Himself thrilled with delight, he was surprised at their tears, and attempted to inform them of his change; but, by some mysterious power, utterance was denied; and, as he anxiously leaned over the mourning circle, gazing fondly upon them, and struggling to speak, he rose silently upon the air; their forms became more and more distant, and gradually melted away from his sight. Reposing upon golden clouds, he found himself swiftly mounting the skies, with a venerable figure at his side guiding his mysterious movement, in whose countenance he remarked the lineaments of youth and age were blended together with an intimate harmony and majestic sweetness. They travelled through a vast region of empty space, until at length the battlements of a glorious edifice shone in the distance; and as its form rose brilliant and distinct among the far-off shadows that flitted across their path, the guide informed him, that the palace he beheld was for the present to be his mansion of rest.

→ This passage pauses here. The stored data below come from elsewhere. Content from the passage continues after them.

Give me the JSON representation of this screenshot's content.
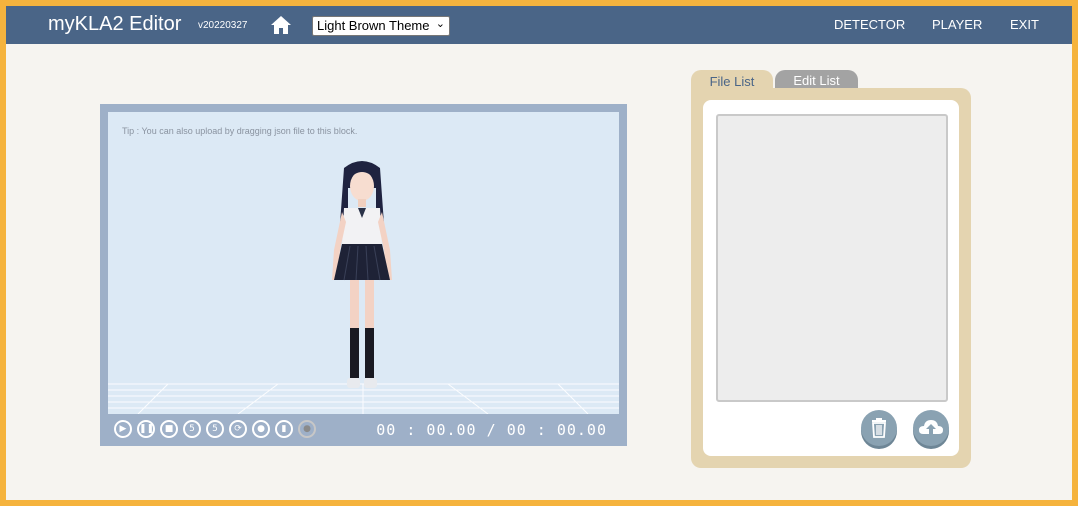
{
  "header": {
    "title": "myKLA2 Editor",
    "version": "v20220327",
    "theme_select": "Light Brown Theme",
    "nav": [
      "DETECTOR",
      "PLAYER",
      "EXIT"
    ]
  },
  "viewer": {
    "tip": "Tip : You can also upload by dragging json file to this block.",
    "time_current": "00 : 00.00",
    "time_separator": "/",
    "time_total": "00 : 00.00",
    "controls": [
      "play-icon",
      "pause-icon",
      "stop-icon",
      "rewind-5-icon",
      "forward-5-icon",
      "loop-icon",
      "microphone-icon",
      "bookmark-icon",
      "record-icon"
    ]
  },
  "panel": {
    "tabs": [
      "File List",
      "Edit List"
    ]
  },
  "colors": {
    "border": "#f5b33d",
    "topbar": "#4a6587",
    "panel": "#e4d4b0",
    "viewer_frame": "#9eb0c8"
  }
}
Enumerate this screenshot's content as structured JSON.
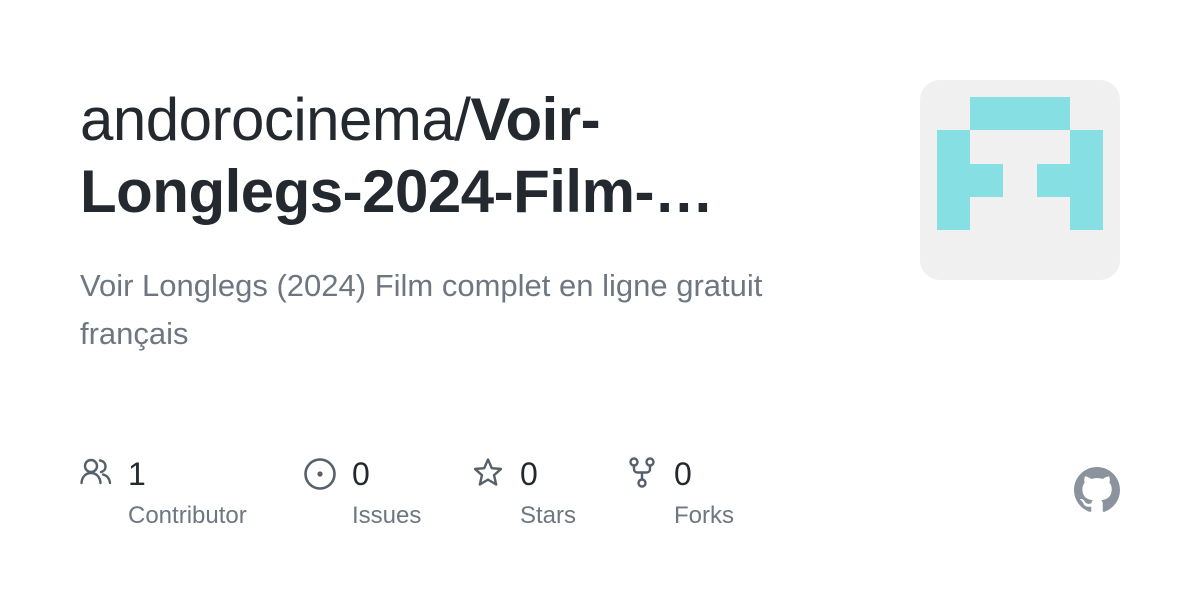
{
  "repository": {
    "owner_prefix": "andorocinema/",
    "name_line1": "Voir-",
    "name_line2": "Longlegs-2024-Film-…",
    "description": "Voir Longlegs (2024) Film complet en ligne gratuit français"
  },
  "avatar": {
    "icon": "identicon",
    "color": "#86e0e3",
    "background": "#f0f0f0"
  },
  "stats": [
    {
      "icon": "people-icon",
      "value": "1",
      "label": "Contributor"
    },
    {
      "icon": "issue-opened-icon",
      "value": "0",
      "label": "Issues"
    },
    {
      "icon": "star-icon",
      "value": "0",
      "label": "Stars"
    },
    {
      "icon": "repo-forked-icon",
      "value": "0",
      "label": "Forks"
    }
  ],
  "branding": {
    "icon": "github-mark-icon",
    "color": "#8b949e"
  }
}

Gazing upon its splendor, he replied, that while on earth he had heard that eye had not seen, nor had the ear heard, nor could it enter into the heart of man to conceive, the things which God had prepared for those who love him

but, notwithstanding the building to which they were then rapidly approaching was superior to anything he had ever before seen, yet its grandeur did not exceed the conceptions he had formed.

They were already at the door, and the guide, without reply, introduced him into a spacious apartment, at the extremity of which stood a table covered with a snow-white cloth, a golden cup, and a cluster of grapes, and there he said he must remain, for he would receive in a short time a visit from the Lord of the mansion, and that, during the interval before his arrival, the apartment would furnish him with sufficient entertainment and instruction. The guide vanished, and he was left alone. He began to examine the decorations of the room, and observed that the walls were adorned with a number of pictures. Upon nearer inspection, he found, to his astonishment, that they formed a complete biography of his own life. Here he saw, upon the canvas, that angels, though unseen, had ever been his familiar attendants; that, sent by God, they had sometimes preserved him from immediate peril. He beheld himself first as an infant just expiring, when his life was prolonged by an angel gently breathing into his nostrils. Most of the occurrences here delineated were perfectly familiar to his recollection, and unfolded many things which he had never before understood, and which had perplexed him with many doubts and much uneasiness.